St. Gregory the Great applies his lashes. Conversations ensue, and I try to rebuild bridges. In the future, the Church does not need some Hotspur clergyman on her hands. Am I really fit for this work? I’m like a bull in a china shop. I remember my grandfather sitting in his easy chair, smelling an Augusta County breeze of hay, manure, and the spilt blood of Civil War dead. “It don’t ever let up, do it?” he was asking me after one of his troublesome days. “No,” I answer out loud as I type in my bedroom. Though in my own house, I feel thrown out into the desert wastes, but they say that the children of Israel were guided at night by a Pillar of Flame in the wilderness.

***

For Advent, St. Mark’s hosts a “quiet day” on Saturday. A guest, Fr. David, offers devotionals. Afterward, parishioners break off to meditate in silence. I head up to the children’s chapel, where I think on the preceding lesson: “Advent is a penitential season of preparation for Christ’s coming. And so the characteristic question of Advent is, ‘Are you ready?’ Like December 25th and the Christmas shopping and the Christmas cookies and the Christmas decorations and all of that–Christmas comes whether we’re ready or not, thank God. Our Lord comes, whether we’re ready or not, thank God. Thank God.”

***

“So what do you want for Christmas?” my mother asks. I mumble, “Oh, nothing in particular.” As my new station in life is teaching me, I don’t need a lot of stuff to be happy. In fact, if you were to talk to a monk, they’d say you don’t really need any possessions. This is their witness to both the Church and the world.

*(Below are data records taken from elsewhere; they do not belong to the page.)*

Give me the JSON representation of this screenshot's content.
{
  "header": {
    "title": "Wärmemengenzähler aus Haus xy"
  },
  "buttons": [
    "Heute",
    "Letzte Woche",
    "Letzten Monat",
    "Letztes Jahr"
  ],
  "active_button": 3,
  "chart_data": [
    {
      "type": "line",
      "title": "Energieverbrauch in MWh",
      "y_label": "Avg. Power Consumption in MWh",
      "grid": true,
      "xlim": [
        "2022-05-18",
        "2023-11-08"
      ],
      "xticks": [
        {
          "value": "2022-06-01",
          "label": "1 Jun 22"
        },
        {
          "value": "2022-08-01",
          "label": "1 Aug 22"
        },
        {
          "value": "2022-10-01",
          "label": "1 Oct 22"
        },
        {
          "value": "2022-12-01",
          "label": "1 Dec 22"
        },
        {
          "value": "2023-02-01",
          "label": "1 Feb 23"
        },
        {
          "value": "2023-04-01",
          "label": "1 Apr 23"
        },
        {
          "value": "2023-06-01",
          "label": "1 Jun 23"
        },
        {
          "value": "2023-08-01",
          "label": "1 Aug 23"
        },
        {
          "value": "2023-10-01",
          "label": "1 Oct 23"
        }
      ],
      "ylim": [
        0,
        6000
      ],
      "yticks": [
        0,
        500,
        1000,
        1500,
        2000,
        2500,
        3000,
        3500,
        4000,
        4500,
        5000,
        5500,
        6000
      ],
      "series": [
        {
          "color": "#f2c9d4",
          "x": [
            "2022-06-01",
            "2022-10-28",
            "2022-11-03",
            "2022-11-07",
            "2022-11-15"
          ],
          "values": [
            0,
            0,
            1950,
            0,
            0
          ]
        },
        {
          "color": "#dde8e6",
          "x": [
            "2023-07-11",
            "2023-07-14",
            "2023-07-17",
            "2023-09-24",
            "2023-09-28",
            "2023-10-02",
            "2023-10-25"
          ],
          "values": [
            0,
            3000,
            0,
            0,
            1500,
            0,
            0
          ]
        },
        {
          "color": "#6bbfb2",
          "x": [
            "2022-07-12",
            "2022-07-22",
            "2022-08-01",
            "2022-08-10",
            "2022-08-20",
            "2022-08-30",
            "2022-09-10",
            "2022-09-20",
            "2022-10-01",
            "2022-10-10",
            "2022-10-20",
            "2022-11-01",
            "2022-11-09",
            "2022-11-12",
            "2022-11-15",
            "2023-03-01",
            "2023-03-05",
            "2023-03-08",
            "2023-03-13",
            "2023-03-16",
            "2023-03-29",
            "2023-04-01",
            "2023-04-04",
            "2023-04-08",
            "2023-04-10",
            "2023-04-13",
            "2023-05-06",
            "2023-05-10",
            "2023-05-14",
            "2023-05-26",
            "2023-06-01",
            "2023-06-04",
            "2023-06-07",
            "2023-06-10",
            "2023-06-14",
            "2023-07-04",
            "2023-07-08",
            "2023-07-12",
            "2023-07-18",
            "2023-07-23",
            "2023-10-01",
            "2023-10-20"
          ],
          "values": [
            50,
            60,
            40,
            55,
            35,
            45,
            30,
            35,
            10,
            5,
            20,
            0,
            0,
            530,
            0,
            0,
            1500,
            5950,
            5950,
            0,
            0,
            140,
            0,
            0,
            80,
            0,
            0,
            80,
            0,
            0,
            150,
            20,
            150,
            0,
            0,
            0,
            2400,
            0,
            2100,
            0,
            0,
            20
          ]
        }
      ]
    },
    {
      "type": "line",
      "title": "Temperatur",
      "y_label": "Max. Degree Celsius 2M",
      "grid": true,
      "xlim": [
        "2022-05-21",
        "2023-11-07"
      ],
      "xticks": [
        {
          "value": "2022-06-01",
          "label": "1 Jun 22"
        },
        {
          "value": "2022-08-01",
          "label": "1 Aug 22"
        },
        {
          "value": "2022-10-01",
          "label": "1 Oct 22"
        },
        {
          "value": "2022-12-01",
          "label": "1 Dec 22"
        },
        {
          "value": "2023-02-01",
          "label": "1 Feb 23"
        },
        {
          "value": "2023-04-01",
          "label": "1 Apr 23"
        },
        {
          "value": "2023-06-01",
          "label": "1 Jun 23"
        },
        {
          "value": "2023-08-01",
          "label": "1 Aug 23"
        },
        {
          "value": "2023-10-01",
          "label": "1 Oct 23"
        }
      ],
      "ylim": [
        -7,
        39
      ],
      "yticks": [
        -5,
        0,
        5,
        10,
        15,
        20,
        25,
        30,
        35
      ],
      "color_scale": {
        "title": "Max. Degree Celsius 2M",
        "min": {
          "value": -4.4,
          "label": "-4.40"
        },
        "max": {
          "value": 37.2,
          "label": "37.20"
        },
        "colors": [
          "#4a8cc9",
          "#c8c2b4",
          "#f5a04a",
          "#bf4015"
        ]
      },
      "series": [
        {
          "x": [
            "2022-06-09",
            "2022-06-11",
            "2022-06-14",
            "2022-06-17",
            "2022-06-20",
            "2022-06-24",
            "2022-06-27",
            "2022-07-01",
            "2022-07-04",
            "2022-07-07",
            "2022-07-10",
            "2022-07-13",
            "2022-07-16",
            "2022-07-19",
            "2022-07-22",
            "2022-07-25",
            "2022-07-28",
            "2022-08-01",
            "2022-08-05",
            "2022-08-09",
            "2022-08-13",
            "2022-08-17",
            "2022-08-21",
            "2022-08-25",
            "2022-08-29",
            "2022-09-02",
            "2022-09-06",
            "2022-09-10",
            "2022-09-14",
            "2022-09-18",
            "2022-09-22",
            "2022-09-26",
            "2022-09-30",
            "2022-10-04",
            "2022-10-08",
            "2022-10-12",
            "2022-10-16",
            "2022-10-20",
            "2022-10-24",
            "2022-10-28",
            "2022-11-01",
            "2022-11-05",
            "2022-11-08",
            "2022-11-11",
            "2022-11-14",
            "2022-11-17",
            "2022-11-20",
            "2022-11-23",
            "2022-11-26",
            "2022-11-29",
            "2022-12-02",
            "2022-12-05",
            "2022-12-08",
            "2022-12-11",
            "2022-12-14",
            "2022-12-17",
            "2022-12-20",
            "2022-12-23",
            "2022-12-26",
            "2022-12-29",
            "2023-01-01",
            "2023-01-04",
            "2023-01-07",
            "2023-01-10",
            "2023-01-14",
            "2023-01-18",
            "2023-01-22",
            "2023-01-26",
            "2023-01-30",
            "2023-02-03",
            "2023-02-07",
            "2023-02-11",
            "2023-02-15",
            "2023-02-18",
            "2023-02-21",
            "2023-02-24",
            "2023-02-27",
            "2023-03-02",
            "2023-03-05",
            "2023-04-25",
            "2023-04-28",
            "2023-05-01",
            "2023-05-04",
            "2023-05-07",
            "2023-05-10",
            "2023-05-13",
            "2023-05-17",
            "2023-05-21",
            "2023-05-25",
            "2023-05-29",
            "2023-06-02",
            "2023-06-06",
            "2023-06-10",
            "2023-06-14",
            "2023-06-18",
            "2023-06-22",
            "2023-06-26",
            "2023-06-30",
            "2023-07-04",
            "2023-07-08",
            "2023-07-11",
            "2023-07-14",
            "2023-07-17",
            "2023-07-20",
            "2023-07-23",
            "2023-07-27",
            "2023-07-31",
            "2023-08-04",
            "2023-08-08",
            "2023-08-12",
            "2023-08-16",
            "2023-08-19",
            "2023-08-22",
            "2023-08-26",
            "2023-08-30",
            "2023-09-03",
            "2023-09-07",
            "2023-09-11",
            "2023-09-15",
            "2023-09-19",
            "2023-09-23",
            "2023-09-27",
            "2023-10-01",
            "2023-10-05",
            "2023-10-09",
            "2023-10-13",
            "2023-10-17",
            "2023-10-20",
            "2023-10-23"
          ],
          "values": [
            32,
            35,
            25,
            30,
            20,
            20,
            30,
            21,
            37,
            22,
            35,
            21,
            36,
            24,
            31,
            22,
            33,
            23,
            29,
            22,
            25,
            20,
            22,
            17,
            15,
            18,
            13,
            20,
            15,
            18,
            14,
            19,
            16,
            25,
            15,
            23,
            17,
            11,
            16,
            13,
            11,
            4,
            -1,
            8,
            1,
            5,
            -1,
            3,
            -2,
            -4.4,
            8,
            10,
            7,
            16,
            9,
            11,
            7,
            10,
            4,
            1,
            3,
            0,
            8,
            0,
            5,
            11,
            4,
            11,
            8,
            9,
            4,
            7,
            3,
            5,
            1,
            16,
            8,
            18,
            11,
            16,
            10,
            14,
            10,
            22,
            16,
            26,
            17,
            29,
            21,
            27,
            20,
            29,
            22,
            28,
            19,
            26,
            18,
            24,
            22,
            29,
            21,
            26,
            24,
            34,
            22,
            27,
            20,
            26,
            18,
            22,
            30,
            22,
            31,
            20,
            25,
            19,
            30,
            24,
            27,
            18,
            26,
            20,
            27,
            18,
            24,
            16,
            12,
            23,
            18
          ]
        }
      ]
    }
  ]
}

In another sense, my parents couldn’t purchase what I really want. Besides, they already gave It. I recollect bedtime when I was four. At my bedside, my mother asks, “Which do you want to read?” “Do the one about the raising of Lazarus.”

Now we must all press deeper into this first and greatest gift. It’s a confusing world I find myself in, but for Morning Prayer I sing the greatest Advent hymn:

O come, Thou Day-spring, come and cheer

Our spirits by Thine advent here;

Disperse the gloomy clouds of night,

And death’s dark shadows put to flight.